Do you have a “Spark Bird”? Do you remember the bird that “sparked or ignited” your interest in birdwatching? I do. I remember the bird and the occasion quite well. Even to this day, when I see this bird, it reminds me of that “spark”.
In the last Bird of the Month, I mentioned that it was a juvenile American Robin that “re-sparked” my interest in birdwatching about 15 years ago. If I go back (quite a few years) I can think of the time when my interest in birdwatching was born. It was on the family farm in rural Tennessee where I grew up.
I remember one day riding with my grandfather on his John Deere tractor when a bird that seemed suspended in midair caught my attention. This bird’s ability to hover in one spot seemed quite magical to me. With the high level excitement of a farm boy, I shouted over the noise of the tractor, “Wow, Granddaddy look at that bird!” Granddad shut off the tractor’s engine and we sat there for quite a few minutes watching this bird. I asked, “Granddaddy, do you know the name of that bird?” He said, “That’s a Sparrow Hawk. You owe me 10 cents.” (My grandfather, when imparting some kind of knowledge, regularly jested by placing monetary value to that information. I probably owed him about a half million dollars when it was all said and done. I still wonder how he knew the names and had knowledge of all the birds we came across on the farm. He only had a 4th or 5th grade education.)
This leads me to the Bird of the Month: The American Kestrel. (Or in the colloquialism of many older folks, “Sparrow Hawk”.)
The American Kestrel is our smallest , most common, and most colorful falcon. The beauty of this bird is quite apparent when seen in good light. (In not so good light and from a distance, it’s possible to mistake it for a Mourning Dove.) Its blue-gray head and wings contrast wonderfully with its rusty back and tail.

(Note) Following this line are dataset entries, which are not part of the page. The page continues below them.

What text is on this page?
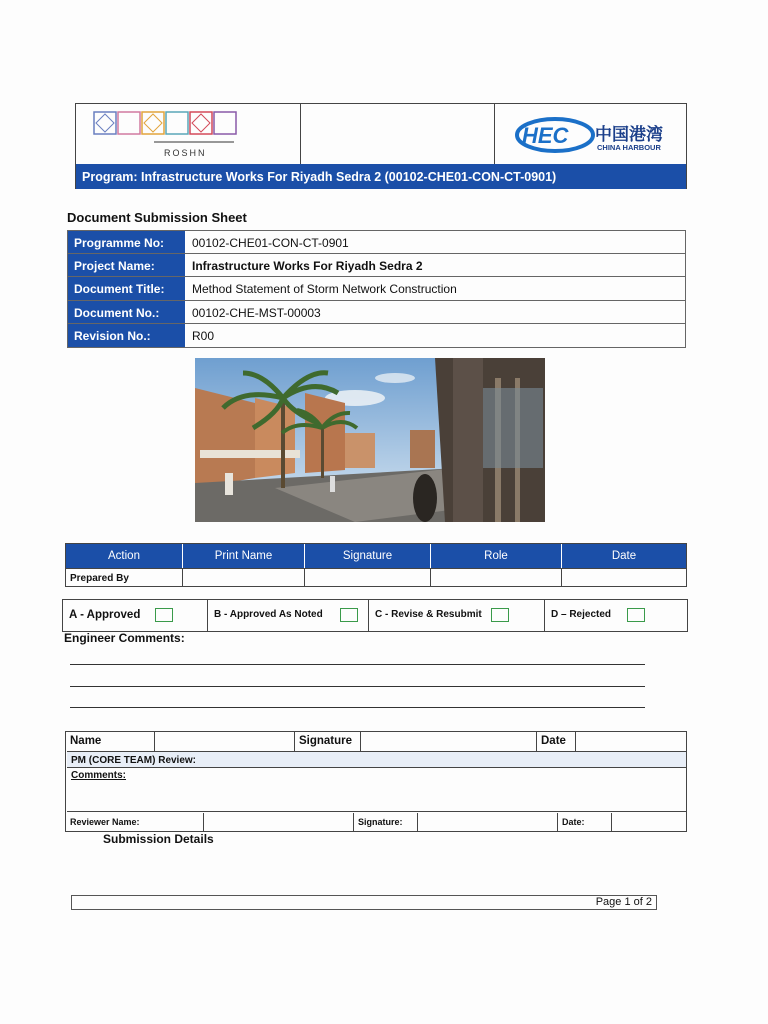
ROSHN
HEC 中国港湾
CHINA HARBOUR
Program: Infrastructure Works For Riyadh Sedra 2 (00102-CHE01-CON-CT-0901)
Document Submission Sheet
Programme No:	00102-CHE01-CON-CT-0901
Project Name:	Infrastructure Works For Riyadh Sedra 2
Document Title:	Method Statement of Storm Network Construction
Document No.:	00102-CHE-MST-00003
Revision No.:	R00
Action	Print Name	Signature	Role	Date
Prepared By
A - Approved	B - Approved As Noted	C - Revise & Resubmit	D – Rejected
Engineer Comments:
Name	Signature	Date
PM (CORE TEAM) Review:
Comments:
Reviewer Name:	Signature:	Date:
Submission Details
Page 1 of 2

The white cheeks and throat in contrast to the black mustache marks add to the handsomeness of this superb little raptor.
American Kestrels are often not recognized as falcons, due to their diminutive size. Yet, in spite of this kestrel’s small size, it has all the characteristics of the family of birds in which it belongs. Swift in flight. Aggressive in behavior. Skilled in hunting.
A few weeks ago, I visited the location where the old family farm used to be. The land has changed much over the years. It’s becoming swallowed up by encroaching city sprawl. During my visit, I took it as no coincidence that I was able to catch sight of a “Sparrow Hawk”, and at the same time view the street sign that bares my grandfather’s name.
Some spark birds are never forgotten.